The unique operator removes duplicates from the stream to make things more readable. Note that unique does not run in a streaming fashion, which we will talk about more below.

There's also some extra code here, flow.meta_graph().expect(...).to_mermaid(), which tells Hydroflow to generate a diagram rendered by Mermaid showing the structure of the graph, and print it to stdout. You can copy that text and paste it into the Mermaid Live Editor to see the graph, which should look as follows:

%%{init: {'theme': 'base', 'themeVariables': {'clusterBkg':'#ddd'}}}%%
flowchart TD
classDef pullClass fill:#02f,color:#fff,stroke:#000
classDef pushClass fill:#ff0,stroke:#000
linkStyle default stroke:#aaa,stroke-width:4px,color:red,font-size:1.5em;
subgraph "sg_1v1 stratum 0"
    1v1[\"(1v1) <tt>source_iter(vec! [0])</tt>"/]:::pullClass
    2v1[\"(2v1) <tt>source_stream(edges_recv)</tt>"/]:::pullClass
    5v1[\"(5v1) <tt>map(| v | (v, ()))</tt>"/]:::pullClass
    3v1[\"(3v1) <tt>join()</tt>"/]:::pullClass
    4v1[\"(4v1) <tt>flat_map(| (src, (_, dst)) | [src, dst])</tt>"/]:::pullClass
subgraph "sg_2v1 stratum 1"
    6v1[/"(6v1) <tt>unique()</tt>"\]:::pushClass
    7v1[/"(7v1) <tt>for_each(| n | println! (&quot;Reached: {}&quot;, n))</tt>"\]:::pushClass
8v1["(8v1) <tt>handoff</tt>"]:::otherClass

Notice in the mermaid graph how Hydroflow separates the unique operator and its downstream dependencies into their own stratum (plural: strata). Note also the edge coming into unique is bold and ends in a ball: this is because the input to unique is ``blocking'', meaning that unique should not run until all of the input on that edge has been received. The stratum boundary before unique ensures that the blocking property is respected.

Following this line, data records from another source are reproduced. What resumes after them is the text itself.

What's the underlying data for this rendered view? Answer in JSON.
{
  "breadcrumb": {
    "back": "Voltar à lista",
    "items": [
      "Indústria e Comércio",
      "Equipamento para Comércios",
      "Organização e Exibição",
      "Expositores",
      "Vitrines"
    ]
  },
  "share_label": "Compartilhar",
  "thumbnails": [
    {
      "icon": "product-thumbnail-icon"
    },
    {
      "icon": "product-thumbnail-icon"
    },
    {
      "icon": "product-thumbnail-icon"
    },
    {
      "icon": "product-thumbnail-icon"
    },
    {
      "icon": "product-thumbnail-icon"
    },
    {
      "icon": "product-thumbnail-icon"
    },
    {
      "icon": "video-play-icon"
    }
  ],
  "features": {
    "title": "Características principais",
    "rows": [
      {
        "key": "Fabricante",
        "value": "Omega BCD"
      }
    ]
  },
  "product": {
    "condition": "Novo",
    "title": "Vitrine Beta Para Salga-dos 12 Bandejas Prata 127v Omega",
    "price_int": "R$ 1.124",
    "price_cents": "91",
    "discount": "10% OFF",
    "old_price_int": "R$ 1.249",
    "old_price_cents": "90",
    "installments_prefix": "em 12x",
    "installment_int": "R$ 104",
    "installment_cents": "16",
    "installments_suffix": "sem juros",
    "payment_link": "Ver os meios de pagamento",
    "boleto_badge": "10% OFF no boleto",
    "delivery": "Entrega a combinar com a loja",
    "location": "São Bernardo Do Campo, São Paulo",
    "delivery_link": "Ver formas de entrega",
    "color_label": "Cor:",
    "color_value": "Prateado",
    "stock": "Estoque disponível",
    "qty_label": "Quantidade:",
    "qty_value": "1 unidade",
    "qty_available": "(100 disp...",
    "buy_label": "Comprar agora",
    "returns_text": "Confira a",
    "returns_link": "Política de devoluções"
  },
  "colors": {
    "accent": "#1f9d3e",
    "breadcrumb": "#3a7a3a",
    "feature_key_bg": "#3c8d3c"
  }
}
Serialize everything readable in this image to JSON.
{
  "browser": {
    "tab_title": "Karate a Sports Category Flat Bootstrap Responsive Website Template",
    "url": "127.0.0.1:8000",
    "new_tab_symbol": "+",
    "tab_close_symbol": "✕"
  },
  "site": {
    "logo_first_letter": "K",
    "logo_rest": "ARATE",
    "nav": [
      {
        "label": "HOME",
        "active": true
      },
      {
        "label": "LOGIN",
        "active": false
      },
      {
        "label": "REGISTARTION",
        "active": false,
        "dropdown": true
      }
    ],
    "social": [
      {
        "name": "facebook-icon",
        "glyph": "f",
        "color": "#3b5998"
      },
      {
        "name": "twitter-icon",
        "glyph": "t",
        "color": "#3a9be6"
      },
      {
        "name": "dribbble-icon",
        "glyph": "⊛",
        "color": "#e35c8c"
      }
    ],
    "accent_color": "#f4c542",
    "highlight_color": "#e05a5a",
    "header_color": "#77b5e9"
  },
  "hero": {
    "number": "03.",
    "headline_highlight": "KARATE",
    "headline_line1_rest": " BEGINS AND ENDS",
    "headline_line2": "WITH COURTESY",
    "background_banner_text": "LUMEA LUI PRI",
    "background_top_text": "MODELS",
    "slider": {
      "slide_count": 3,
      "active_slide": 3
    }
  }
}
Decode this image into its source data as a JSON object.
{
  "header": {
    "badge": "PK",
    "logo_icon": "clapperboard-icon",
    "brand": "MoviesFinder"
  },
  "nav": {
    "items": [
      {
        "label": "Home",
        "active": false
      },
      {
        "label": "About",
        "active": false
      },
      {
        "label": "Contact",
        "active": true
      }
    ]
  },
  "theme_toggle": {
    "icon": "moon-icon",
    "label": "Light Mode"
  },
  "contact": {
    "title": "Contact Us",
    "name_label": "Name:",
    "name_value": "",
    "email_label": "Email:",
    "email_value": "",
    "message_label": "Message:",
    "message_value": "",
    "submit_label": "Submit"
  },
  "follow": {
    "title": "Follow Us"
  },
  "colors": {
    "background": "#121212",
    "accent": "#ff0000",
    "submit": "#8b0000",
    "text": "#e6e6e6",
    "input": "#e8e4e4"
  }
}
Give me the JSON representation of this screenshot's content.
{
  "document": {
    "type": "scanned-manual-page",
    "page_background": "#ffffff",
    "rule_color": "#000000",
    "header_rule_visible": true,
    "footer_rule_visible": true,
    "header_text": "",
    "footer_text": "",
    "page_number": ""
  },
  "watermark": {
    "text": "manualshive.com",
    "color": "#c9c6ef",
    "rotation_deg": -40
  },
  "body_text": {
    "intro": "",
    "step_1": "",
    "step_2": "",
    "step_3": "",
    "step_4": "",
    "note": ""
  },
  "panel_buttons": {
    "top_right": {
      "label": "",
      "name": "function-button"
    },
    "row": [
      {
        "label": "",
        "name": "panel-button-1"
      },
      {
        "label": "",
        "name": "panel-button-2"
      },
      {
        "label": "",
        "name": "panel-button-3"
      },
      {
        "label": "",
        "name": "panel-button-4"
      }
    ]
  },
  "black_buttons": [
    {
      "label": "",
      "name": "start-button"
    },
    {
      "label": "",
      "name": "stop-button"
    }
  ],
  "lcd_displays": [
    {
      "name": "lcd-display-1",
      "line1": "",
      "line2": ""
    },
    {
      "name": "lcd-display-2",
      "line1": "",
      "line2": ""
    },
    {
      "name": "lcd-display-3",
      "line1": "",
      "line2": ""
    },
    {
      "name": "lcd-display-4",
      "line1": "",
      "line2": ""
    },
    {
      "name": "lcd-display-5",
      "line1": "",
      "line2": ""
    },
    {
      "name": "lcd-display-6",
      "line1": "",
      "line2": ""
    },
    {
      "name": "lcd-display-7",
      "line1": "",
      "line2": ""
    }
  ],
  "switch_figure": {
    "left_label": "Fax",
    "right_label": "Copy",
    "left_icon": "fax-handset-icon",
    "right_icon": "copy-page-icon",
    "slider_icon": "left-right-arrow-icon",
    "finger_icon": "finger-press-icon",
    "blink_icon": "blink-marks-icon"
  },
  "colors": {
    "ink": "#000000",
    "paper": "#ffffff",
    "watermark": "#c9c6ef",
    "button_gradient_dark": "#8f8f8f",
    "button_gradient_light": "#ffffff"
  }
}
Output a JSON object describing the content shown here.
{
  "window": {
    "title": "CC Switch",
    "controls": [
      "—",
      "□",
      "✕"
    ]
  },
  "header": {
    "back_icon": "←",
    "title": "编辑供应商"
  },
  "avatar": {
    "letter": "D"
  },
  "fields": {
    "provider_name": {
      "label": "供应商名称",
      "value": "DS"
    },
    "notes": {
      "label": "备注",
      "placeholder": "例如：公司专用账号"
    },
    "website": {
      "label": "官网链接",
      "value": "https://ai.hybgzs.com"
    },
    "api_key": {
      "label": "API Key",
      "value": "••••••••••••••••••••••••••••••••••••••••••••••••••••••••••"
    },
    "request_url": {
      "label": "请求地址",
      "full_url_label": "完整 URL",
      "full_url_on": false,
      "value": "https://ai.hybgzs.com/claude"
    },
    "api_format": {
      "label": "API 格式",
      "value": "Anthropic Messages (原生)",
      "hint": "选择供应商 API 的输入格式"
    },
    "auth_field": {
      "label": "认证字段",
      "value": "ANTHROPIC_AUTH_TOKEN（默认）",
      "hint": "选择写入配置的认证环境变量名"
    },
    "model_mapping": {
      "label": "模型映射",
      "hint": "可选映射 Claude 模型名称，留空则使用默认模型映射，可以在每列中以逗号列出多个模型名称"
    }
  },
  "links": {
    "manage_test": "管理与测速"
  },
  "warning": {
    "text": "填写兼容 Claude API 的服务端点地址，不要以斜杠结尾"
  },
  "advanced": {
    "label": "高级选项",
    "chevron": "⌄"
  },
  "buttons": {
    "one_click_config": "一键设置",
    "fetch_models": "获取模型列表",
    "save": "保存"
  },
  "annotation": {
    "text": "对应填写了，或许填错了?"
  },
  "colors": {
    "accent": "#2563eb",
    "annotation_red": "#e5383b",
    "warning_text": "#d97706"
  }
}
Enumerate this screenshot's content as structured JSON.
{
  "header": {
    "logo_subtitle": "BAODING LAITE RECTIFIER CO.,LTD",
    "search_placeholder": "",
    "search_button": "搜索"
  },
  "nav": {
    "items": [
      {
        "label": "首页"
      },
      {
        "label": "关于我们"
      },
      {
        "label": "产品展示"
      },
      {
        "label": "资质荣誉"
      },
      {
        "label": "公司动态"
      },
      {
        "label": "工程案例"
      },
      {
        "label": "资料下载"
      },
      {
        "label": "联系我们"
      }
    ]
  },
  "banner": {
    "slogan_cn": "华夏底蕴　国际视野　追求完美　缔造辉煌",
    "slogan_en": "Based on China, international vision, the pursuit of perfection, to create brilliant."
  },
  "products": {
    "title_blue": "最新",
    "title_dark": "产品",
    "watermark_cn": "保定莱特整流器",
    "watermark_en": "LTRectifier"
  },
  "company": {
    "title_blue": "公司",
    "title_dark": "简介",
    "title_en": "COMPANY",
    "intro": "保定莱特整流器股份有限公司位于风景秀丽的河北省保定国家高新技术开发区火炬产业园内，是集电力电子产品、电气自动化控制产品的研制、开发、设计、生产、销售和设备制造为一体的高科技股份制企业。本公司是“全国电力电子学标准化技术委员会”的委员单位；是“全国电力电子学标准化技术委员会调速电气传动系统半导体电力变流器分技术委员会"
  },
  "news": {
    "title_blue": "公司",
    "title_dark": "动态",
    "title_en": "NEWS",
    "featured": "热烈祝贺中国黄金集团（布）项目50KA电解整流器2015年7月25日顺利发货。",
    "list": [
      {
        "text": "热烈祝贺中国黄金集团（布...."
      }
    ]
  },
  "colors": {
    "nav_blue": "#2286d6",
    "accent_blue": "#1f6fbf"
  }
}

You may also be wondering why the nodes in the graph have different colors (and shapes, for readers who cannot distinguish colors easily). The answer has nothing to do with the meaning of the program, only with the way that Hydroflow compiles operators into Rust. Simply put, blue (wide-topped) boxes pull data, yellow (wide-bottomed) boxes push data, and the handoff is a special operator that buffers pushed data for subsequent pulling. Hydroflow always places a handoff between a push producer and a pull consumer, for reasons explained in the Architecture chapter.

Strata and Ticks

Hydroflow runs each stratum in order, one at a time, ensuring all values are computed before moving on to the next stratum. Between strata we see a handoff, which logically buffers the output of the first stratum, and delineates the separation of execution between the 2 strata.

After all strata are run, Hydroflow returns to the first stratum; this begins the next tick. This doesn't really matter for this example, but it is important for long-running Hydroflow services that accept input from the outside world. More on this topic in the chapter on time.

Returning to the code, if you read the edges_send calls carefully, you'll see that the example data has vertices (2, 4) that are more than one hop away from 0, which were not output by our simple program. To extend this example to graph reachability, we need to recurse: find neighbors of our neighbors, neighbors of our neighbors' neighbors, and so on. In Hydroflow, this is done by adding a loop to the flow, as we'll see in our next example.